Sometimes things have to get really bad before you actually give God room to do something. You even let go for a short time... and when God doesn't act quick enough you grab tight onto the things you think will give you hope. How is He going to get the glory when things do fall in place, if you keep jumpin in trying to mend things on your own?
People think that they can solely fix and restore things in their own lives. Not so. Only He who makes things grow is responsible for anything and everything being restored to His creation. Why oh why can't I live like I actually believe this right now? Here I am for the hundredth time beating my head wondering why a few things in my life have not changed. And for the hundredth time God sits beside me and says," Caydin, I will surely give you strength to get through today."
Wouldn't it be easy to let go of something that you knew bottom line would end up just the way you wanted?

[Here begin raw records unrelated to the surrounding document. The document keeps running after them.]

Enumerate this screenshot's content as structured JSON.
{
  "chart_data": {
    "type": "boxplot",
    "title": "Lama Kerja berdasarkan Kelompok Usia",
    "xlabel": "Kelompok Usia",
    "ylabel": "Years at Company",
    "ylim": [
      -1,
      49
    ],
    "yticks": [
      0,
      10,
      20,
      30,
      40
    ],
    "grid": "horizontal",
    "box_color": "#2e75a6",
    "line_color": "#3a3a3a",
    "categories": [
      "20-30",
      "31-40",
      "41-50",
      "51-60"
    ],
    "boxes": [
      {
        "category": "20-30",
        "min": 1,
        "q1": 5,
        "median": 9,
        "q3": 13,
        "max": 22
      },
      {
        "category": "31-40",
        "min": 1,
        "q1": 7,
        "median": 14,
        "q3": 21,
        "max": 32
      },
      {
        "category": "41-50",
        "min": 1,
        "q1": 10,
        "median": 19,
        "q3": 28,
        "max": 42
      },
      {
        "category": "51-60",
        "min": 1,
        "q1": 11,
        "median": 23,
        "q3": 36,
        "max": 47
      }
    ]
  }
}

Of Course. Jesus doesn't work that way. ( Of course, your desires will line up with His when He refines your heart and mind but thats not what I'm saying. ) When God asks you to let go of something that possibly won't go your way how much more of a challenge is it to let it go? God never said He would change your circumstances so that you may get what you want ...
Rather, He says He will give you strength to get through it all. He will satisfy you. He will give you what you need. Bottom line: He will make all things glorious.
I'm entirely struggling with this to the max. I wish I had the strength right now to truly hand over the key to my storage closet. My heart is in turmoil. My joy seems to disappear before I exhale. I have a cry of desperation in my life right now. God is near to me. I feel Him during these testing times, immensely.
So, God is near. God will give strength. God will make things glorious. I am awaiting the day in which I can truly let God work. Oh my sweet Jesus; my only remedy.
The nearness of there, feels more near to here.